学習記録を読むと、この学習者が目標を立てて苦手な分野を克服しながら着実に英語学習を進めてきた様子がわかります。語学学習に必要な短期的な目標設定、学習機会の確保と学習の習慣化、Small start quick win(小さなスタートですぐに成果)を挙げるトレーニングの工夫、様々なアプリを活用した音声からのアプローチなど、様々な英語学習法が示されています。

最後に、学習者と次の観点から英語学習について振り返りをしました。

(1)単語・熟語の学習について:ひと通り音読をした後、例文を参考にして身の回りの事柄を英語で表現してみる。実際に先生と英語でやり取りすることにより覚えることが効果的だった。

(2)文法・構文の学習について:最初は一人で「頻出英文法・語法問題1000」(桐原書店)を読んで覚えていた。高校の授業では基本的事項のみを学習し、大学受験では英語など一般入試を受験せずに入学した。しかし、英検2級以上を目指したり、TOEICを受検したりするためには大学入試レベルの英語を理解する必要があるとわかった。その対策として高校生向けの文法書を一通り読むことにより中学・高校の英語学習の復習ができたし、さらに高校で深く学ばなかった文法事項(仮定法、不定詞、分詞、動名詞、関係詞など)に関して、以前は曖昧で感覚的な判断や理解をしていたが、明確な判断基準に基づいて理解できるようになった。

(3)学習機会の確保について:部活動に参加していたので英語に割ける時間が限定されていた。毎日の隙間時間を活用するように心がけた。たとえば、ネット上の英検対策講座やスタディサプリのTOEIC対策講座、English Radioなどのアプリで世界各国の英語放送を聞くようにした。部活動の仕事をしながらBBC World Serviceを聴取したこともあった。また、週一回はELSに通いネイティブ講師と英語を話すとともに、定期的に先生について英語を学んだ。

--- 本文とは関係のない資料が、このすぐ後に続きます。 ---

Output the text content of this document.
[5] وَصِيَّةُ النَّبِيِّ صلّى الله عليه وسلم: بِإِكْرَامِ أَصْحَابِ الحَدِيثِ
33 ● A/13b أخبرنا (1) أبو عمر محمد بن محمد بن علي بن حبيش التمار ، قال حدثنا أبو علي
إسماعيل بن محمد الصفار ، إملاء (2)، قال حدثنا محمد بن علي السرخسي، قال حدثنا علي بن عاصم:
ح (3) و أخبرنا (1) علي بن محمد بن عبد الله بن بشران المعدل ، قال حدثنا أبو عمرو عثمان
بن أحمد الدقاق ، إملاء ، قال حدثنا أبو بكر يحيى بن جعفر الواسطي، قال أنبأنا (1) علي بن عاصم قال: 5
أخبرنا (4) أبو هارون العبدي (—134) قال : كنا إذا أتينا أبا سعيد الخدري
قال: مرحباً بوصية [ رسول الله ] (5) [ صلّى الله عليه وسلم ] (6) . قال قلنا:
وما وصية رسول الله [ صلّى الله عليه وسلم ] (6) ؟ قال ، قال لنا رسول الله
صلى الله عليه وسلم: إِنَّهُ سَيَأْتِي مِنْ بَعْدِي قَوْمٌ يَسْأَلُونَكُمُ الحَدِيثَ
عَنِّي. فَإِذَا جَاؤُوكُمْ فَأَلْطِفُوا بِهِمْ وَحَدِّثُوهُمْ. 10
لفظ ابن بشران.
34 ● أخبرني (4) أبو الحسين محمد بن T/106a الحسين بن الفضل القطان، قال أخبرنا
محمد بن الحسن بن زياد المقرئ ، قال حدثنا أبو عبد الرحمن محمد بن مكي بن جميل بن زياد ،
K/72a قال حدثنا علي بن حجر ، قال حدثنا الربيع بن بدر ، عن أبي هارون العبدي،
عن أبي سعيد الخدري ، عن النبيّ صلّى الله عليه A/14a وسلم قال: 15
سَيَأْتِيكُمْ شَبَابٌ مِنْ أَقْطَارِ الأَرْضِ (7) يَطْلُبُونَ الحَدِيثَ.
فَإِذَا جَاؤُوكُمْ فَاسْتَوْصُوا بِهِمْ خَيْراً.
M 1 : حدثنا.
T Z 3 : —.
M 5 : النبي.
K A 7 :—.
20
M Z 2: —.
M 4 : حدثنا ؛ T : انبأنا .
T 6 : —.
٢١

(4)なぜ英語を学ぶのか:将来、英語を使って会計士の仕事をしたいし、英語を話すことへのあこがれもある。また、英語の長文を読むときに内容をイメージしながら読んでいたが、これにより英語を英語として理解できるようになり、読むのが嫌いだった日本語の文章も読めるようになった。母語と異なるイメージをもつ英語を考えながら読んでいるうちに、日本語も考えながら読めるようになったのだと思う。

(5)卒業後の目標:企業研修では、会計の仕事の中でどれくらい自分の英語力を応用できるか確かめたい。また、勤務先からNHKラジオビジネス英語の聴取を勧められているのでぜひ継続的に英語を学びたい。

以上が今回のまとめですが、参考になる点が多々あると思います。大学生の皆さんは中学校や高校で受けてきた英語学習について様々な感想をもっていると思います。これまで真面目に英語の勉強をしたけれど、英語を聞いたり、読んだり、話したり、書いたりすることは今でも苦手だと感じる人は多いと思います。大学での英語授業や家庭学習では、単語や文法規則、語法を学習するときにネイティブスピーカーが英語を使うときの心理や意識、論理まで理解し、それを暗記して実際に使ってみる。そんな学び方を進めて英語を着実に身に付けていってもらえればと思います。